The yen declined the most in seven weeks versus the dollar as Russian President Vladimir Putin said there’s no immediate need to send troops to Ukraine, damping demand for safer assets.
Japan’s currency dropped versus all of its 16 major counterparts, a day after being the biggest gainer, as Russia’s ruble rallied after Putin said he’d only send soldiers to Ukraine in an extreme case. U.S. Secretary of State John Kerry arrived in Kiev as the U.S. and its European allies seek ways to increase economic and diplomatic pressure on Putin. The Swiss franc weakened versus the euro.
“They’re backing down from the military threat and markets are taking that as a risk-on event, which is hurting haven currencies,” Fabian Eliasson, head of U.S. currency sales in New York at Mizuho Financial Group Inc., said in a phone interview. “Russia initially took an extremely strong stance against the Ukraine, and markets and risk were off yesterday.”
The yen weakened 0.8 percent to 102.21 per dollar as of 5 p.m. in New York, reaching the biggest decline since Jan. 14. It appreciated to 101.20 yesterday, the strongest level since Feb. 5. The yen fell 0.8 percent to 140.47 per euro. Europe’s shared currency increased 0.1 percent to $1.3743.
The franc declined 0.5 percent to 1.21940 per euro, after reaching 1.21044 yesterday, the strongest level since Jan. 10, 2013. To safeguard the economy from deflation and a recession, the Swiss National Bank, the Zurich-based central bank, set a cap of 1.20 per euro on the franc in September 2011.
Indonesia’s rupiah declined against the majority of its major counterparts after the January trade balance unexpectedly swung into deficit, complicating government efforts to trim a current-account shortfall. The currency was little changed at 11,595 per dollar after weakening 0.7 percent, the most since Feb. 18.
The South African rand gained versus all 31 of its most-traded peers even as Goldman Sachs said the currency is set to weaken as much as 25 percent. The rand rose 1.3 percent to 10.7551, the largest gain since Feb. 24.
The 18-nation was little changed versus the greenback before a European Central Bank decision March 6 that may determine the future of monetary stimulus in the euro area. In a Bloomberg survey of 54 economists, only 14 predict a cut in the 0.25 percent benchmark policy rate. Of those, eight see a 15-basis point move to 0.1 percent.
Putin’s comments signal that the Ukraine crisis, the worst between Russia and the West since the Cold War ended, won’t immediately escalate. The standoff has roiled global markets after Russian forces seize the Crimean peninsula in southern Ukraine and as international diplomats rush to formulate a resolution.

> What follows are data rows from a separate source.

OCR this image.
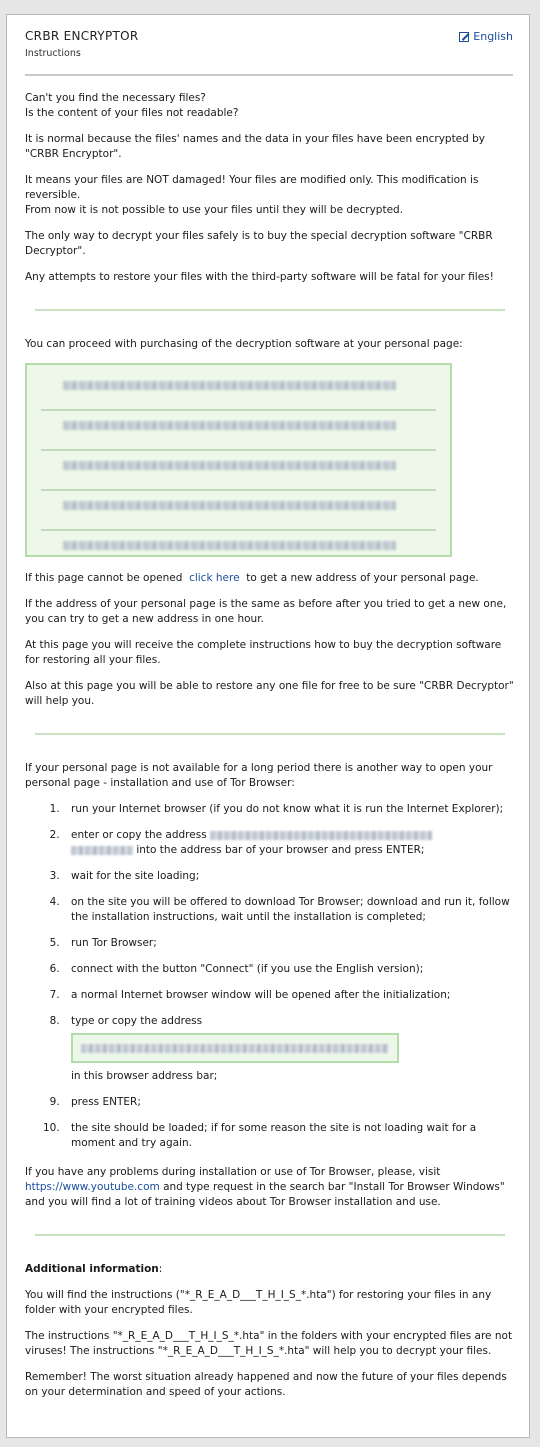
CRBR ENCRYPTOR
Instructions
English

Can't you find the necessary files?
Is the content of your files not readable?

It is normal because the files' names and the data in your files have been encrypted by "CRBR Encryptor".

It means your files are NOT damaged! Your files are modified only. This modification is reversible.
From now it is not possible to use your files until they will be decrypted.

The only way to decrypt your files safely is to buy the special decryption software "CRBR Decryptor".

Any attempts to restore your files with the third-party software will be fatal for your files!

You can proceed with purchasing of the decryption software at your personal page:

If this page cannot be opened click here to get a new address of your personal page.

If the address of your personal page is the same as before after you tried to get a new one, you can try to get a new address in one hour.

At this page you will receive the complete instructions how to buy the decryption software for restoring all your files.

Also at this page you will be able to restore any one file for free to be sure "CRBR Decryptor" will help you.

If your personal page is not available for a long period there is another way to open your personal page - installation and use of Tor Browser:

1. run your Internet browser (if you do not know what it is run the Internet Explorer);
2. enter or copy the address
into the address bar of your browser and press ENTER;
3. wait for the site loading;
4. on the site you will be offered to download Tor Browser; download and run it, follow the installation instructions, wait until the installation is completed;
5. run Tor Browser;
6. connect with the button "Connect" (if you use the English version);
7. a normal Internet browser window will be opened after the initialization;
8. type or copy the address
in this browser address bar;
9. press ENTER;
10. the site should be loaded; if for some reason the site is not loading wait for a moment and try again.

If you have any problems during installation or use of Tor Browser, please, visit https://www.youtube.com and type request in the search bar "Install Tor Browser Windows" and you will find a lot of training videos about Tor Browser installation and use.

Additional information:

You will find the instructions ("*_R_E_A_D___T_H_I_S_*.hta") for restoring your files in any folder with your encrypted files.

The instructions "*_R_E_A_D___T_H_I_S_*.hta" in the folders with your encrypted files are not viruses! The instructions "*_R_E_A_D___T_H_I_S_*.hta" will help you to decrypt your files.

Remember! The worst situation already happened and now the future of your files depends on your determination and speed of your actions.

Putin ordered troops to go back to bases, Interfax said, citing the president’s spokesman Dmitry Pesko. Troops had moved to western and central military districts as part of military exercises, the Russian Defense Ministry said last month.
“There’s a big reversal in yen today that’s entirely related to the geopolitics in the Ukraine,” Greg Anderson, head of global foreign-exchange strategy in New York at Bank of Montreal, said in a phone interview. “Risk-on, risk-off is what explains the market right now, so it’s no surprise yen has slipped.”

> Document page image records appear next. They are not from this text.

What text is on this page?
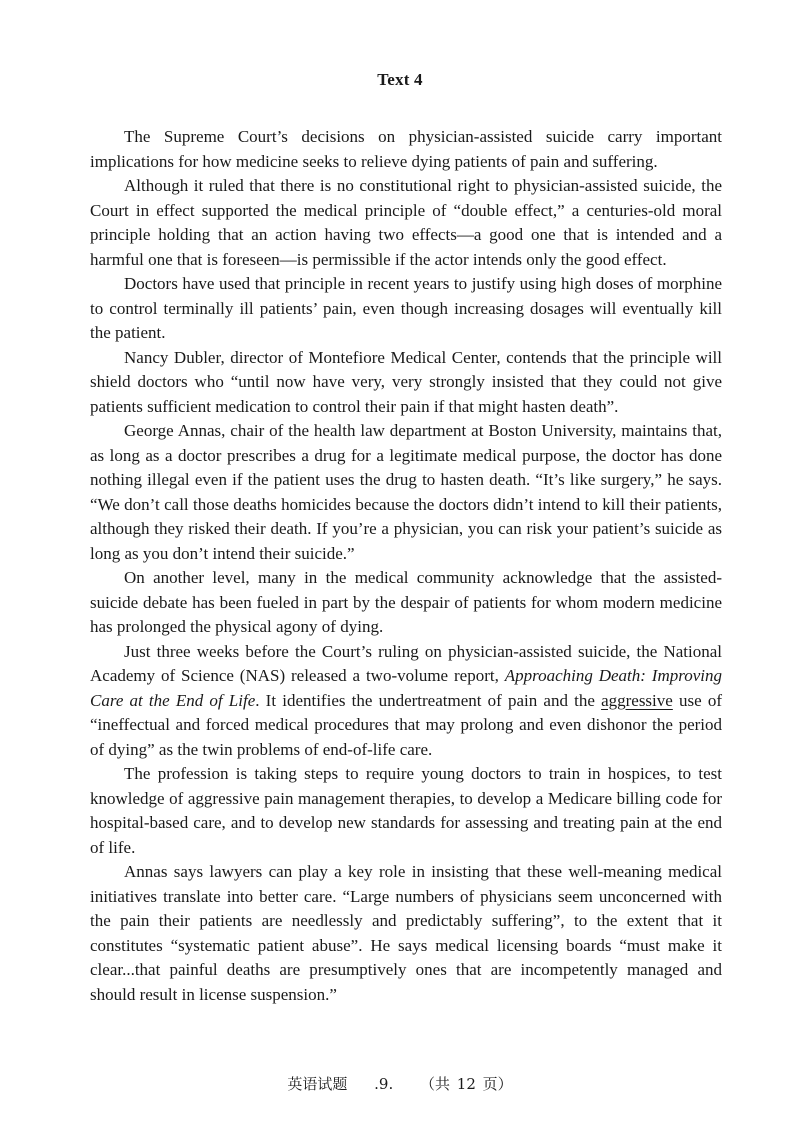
Text 4

The Supreme Court’s decisions on physician-assisted suicide carry important implications for how medicine seeks to relieve dying patients of pain and suffering.

Although it ruled that there is no constitutional right to physician-assisted suicide, the Court in effect supported the medical principle of “double effect,” a centuries-old moral principle holding that an action having two effects—a good one that is intended and a harmful one that is foreseen—is permissible if the actor intends only the good effect.

Doctors have used that principle in recent years to justify using high doses of morphine to control terminally ill patients’ pain, even though increasing dosages will eventually kill the patient.

Nancy Dubler, director of Montefiore Medical Center, contends that the principle will shield doctors who “until now have very, very strongly insisted that they could not give patients sufficient medication to control their pain if that might hasten death”.

George Annas, chair of the health law department at Boston University, maintains that, as long as a doctor prescribes a drug for a legitimate medical purpose, the doctor has done nothing illegal even if the patient uses the drug to hasten death. “It’s like surgery,” he says. “We don’t call those deaths homicides because the doctors didn’t intend to kill their patients, although they risked their death. If you’re a physician, you can risk your patient’s suicide as long as you don’t intend their suicide.”

On another level, many in the medical community acknowledge that the assisted-suicide debate has been fueled in part by the despair of patients for whom modern medicine has prolonged the physical agony of dying.

Just three weeks before the Court’s ruling on physician-assisted suicide, the National Academy of Science (NAS) released a two-volume report, Approaching Death: Improving Care at the End of Life. It identifies the undertreatment of pain and the aggressive use of “ineffectual and forced medical procedures that may prolong and even dishonor the period of dying” as the twin problems of end-of-life care.

The profession is taking steps to require young doctors to train in hospices, to test knowledge of aggressive pain management therapies, to develop a Medicare billing code for hospital-based care, and to develop new standards for assessing and treating pain at the end of life.

Annas says lawyers can play a key role in insisting that these well-meaning medical initiatives translate into better care. “Large numbers of physicians seem unconcerned with the pain their patients are needlessly and predictably suffering”, to the extent that it constitutes “systematic patient abuse”. He says medical licensing boards “must make it clear...that painful deaths are presumptively ones that are incompetently managed and should result in license suspension.”

英语试题 .9. （共 12 页）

The ruble appreciated 1.2 percent to 42.1324 against Bank Rossii’s target basket of dollars and euros after touching a record low yesterday.
A custom Bloomberg index with equal weightings of seven commodity currencies increased 0.3 percent. The gauge’s monthly gain of 1.1 percent for February was the biggest since December 2012. An increased level of volatility raises the risk of unexpected price moves, spurring investors to avoid the higher-yielding commodity bloc.
Australia’s dollar gained 0.1 percent to 89.50 U.S. cents after sliding to as low as 88.91 yesterday, a level not seen since Feb. 5. The Reserve Bank left its benchmark interest rate unchanged at a record-low 2.5 percent to spur domestic industries and offset a slump in mining investment.
“The decline in the exchange rate seen to date will assist in achieving balanced growth in the economy, though the exchange rate remains high by historical standards,” RBA Governor Glenn Stevens said in a statement accompanying the decision. He last month refrained from language pointing to the currency trading at a high level.
Labor Department figures on March 7 will show U.S. payrolls rose 150,000 last month, according to a forecast of economists in a survey by Bloomberg. The U.S. posted a 113,000 employment increase in January. The unemployment rate is projected to remain at 6.6 percent, the lowest level since October 2008.
“Nonfarm payrolls is the next big event,” Mizuho’s Eliasson said. “Markets haven’t really corrected themselves downwards based on data because it’s been discounted in the market because of winter. It will be a closely-watched number.”